Recibo este libro y lo dejo junto al folleto que una promotora me entrega promocionando un kit de celulares que bien pudo ser de supermercado o una gran multitienda. Lo que ambos tienen en común, libro y folleto, es que marcan las pistas en el camino a seguir por el asfalto citadino. Ambos encienden la luz, algo tenue, para lograr atraerme. Es que Zen para peatones de David Bustos (1972) es una luz tibia que se enciende en medio de un camino lleno de señaléticas urbanas que dan forma a este poemario. Como bien dice Cristián Gómez en el Postfacio a este libro, se va construyendo un paisaje lleno de epifanías profanas y que sugiero llamar epifanías híbridas, de una cultura similar en un contexto poco revelador para el hablante que se las cruza, distante de un Stephen Hero de Joyce, epifánico per se.
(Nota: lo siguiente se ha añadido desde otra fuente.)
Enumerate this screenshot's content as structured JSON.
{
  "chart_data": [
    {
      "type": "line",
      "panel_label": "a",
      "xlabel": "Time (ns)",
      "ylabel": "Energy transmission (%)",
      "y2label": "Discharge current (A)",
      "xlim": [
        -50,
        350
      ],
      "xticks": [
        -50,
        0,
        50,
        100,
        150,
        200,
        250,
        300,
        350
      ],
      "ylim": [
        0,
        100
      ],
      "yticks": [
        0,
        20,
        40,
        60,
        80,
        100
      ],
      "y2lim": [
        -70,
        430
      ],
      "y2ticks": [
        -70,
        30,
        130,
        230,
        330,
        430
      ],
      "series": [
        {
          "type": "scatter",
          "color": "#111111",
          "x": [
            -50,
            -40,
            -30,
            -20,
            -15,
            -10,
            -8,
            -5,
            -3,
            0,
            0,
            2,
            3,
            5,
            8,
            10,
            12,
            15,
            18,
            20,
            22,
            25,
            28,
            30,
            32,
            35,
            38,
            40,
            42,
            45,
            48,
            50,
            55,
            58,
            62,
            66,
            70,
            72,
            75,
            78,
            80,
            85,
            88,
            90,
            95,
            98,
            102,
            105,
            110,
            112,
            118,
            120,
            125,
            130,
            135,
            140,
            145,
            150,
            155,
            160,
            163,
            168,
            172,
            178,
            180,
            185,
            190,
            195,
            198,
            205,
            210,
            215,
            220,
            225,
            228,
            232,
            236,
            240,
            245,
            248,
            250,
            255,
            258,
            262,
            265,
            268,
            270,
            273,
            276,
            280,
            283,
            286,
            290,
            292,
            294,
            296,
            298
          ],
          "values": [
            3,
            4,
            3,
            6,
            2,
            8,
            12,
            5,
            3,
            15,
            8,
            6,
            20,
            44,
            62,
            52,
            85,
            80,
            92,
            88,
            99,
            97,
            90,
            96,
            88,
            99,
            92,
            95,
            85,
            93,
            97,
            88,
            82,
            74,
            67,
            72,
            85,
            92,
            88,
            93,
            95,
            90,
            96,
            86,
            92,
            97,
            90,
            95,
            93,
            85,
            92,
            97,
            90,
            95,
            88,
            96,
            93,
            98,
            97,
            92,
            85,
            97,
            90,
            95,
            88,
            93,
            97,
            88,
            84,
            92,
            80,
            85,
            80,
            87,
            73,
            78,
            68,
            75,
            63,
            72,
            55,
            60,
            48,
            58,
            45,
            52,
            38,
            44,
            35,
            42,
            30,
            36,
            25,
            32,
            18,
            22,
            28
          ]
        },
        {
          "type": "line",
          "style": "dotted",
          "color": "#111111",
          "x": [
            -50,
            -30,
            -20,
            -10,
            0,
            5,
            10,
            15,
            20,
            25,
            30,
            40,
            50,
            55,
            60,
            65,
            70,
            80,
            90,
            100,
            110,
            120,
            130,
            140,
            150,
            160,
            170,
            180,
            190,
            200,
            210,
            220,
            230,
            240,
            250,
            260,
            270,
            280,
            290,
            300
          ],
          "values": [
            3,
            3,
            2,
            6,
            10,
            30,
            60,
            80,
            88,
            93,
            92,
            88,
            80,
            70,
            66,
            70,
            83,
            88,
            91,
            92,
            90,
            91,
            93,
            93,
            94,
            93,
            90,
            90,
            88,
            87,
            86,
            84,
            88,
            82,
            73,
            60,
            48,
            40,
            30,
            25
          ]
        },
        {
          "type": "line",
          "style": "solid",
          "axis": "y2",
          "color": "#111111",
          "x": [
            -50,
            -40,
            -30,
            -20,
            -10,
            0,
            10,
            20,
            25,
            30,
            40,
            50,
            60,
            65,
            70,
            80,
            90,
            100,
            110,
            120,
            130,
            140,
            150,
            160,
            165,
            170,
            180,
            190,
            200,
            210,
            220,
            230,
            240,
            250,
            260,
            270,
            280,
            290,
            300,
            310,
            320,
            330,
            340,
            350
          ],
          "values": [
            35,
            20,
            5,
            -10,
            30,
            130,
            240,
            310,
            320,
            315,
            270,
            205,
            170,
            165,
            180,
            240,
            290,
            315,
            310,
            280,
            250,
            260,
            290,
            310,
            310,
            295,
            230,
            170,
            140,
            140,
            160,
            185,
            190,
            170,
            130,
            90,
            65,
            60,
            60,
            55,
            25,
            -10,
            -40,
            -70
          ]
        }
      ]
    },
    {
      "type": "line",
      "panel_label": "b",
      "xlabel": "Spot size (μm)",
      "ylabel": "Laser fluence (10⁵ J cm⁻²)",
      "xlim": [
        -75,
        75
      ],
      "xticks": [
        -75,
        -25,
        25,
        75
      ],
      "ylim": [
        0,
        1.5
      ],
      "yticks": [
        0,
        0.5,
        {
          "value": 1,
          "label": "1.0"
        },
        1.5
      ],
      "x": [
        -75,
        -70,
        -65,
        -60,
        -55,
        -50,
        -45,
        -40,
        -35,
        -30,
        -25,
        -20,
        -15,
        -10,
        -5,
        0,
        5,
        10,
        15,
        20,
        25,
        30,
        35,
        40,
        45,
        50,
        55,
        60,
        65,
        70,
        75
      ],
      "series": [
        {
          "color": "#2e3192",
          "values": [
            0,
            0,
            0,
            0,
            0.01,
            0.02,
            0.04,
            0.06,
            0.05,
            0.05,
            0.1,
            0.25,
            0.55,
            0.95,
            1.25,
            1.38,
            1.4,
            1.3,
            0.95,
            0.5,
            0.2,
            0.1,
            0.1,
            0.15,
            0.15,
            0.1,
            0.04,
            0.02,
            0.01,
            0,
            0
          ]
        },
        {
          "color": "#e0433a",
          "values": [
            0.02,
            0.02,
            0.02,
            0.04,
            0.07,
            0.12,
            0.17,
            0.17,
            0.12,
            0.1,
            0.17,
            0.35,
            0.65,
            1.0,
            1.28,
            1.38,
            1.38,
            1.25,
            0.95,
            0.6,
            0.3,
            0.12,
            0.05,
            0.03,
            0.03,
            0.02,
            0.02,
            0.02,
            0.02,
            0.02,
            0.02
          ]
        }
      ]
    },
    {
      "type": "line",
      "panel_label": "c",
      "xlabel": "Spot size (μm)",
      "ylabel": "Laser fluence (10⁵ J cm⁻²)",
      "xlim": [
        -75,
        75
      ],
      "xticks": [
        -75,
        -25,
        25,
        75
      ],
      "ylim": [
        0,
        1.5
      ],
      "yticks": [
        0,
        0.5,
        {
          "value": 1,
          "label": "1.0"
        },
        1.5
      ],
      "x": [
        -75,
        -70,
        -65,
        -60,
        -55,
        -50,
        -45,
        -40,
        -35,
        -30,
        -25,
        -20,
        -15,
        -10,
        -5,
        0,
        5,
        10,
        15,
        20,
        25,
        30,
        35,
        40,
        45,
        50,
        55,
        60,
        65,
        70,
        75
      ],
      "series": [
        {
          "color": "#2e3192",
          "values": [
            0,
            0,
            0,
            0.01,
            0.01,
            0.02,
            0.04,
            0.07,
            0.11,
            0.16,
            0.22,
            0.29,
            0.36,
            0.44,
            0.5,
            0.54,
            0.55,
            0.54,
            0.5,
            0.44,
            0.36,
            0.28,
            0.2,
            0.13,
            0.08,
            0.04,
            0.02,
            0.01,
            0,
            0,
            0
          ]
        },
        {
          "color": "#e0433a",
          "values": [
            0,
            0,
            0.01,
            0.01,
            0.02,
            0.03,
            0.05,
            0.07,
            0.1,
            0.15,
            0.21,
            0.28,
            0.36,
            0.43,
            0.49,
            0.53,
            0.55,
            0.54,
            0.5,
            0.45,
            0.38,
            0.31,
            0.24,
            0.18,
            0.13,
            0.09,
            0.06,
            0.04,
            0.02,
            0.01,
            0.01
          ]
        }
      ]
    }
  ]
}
Dividido el libro en dos capítulos, su primera parte, “Excavación profunda”, penetra en un carácter urbano y origina la esencia de este poemario: “Entramos en puntas de pie a la humedad de la rosa”. Muestra una rosa que luego es el poema: “Entramos en puntas de pie al poema, como pidiendo permiso/ como si se tratara de un sitio sagrado, un monasterio”. Así, queriendo ir al choque sublime de la literatura y la religión, el hablante embiste esa excelsitud bajando el perfil a lo trascendente. Esto se puede proyectar a la vez en el cruce poesía/lengua y maestro/rutina urbana del título del poema que encabeza el poemario; “Si la lengua es bella es porque un maestro la lava”, signo tomado del léxico del maestro de la construcción que desde su informalidad da forma a la palabra.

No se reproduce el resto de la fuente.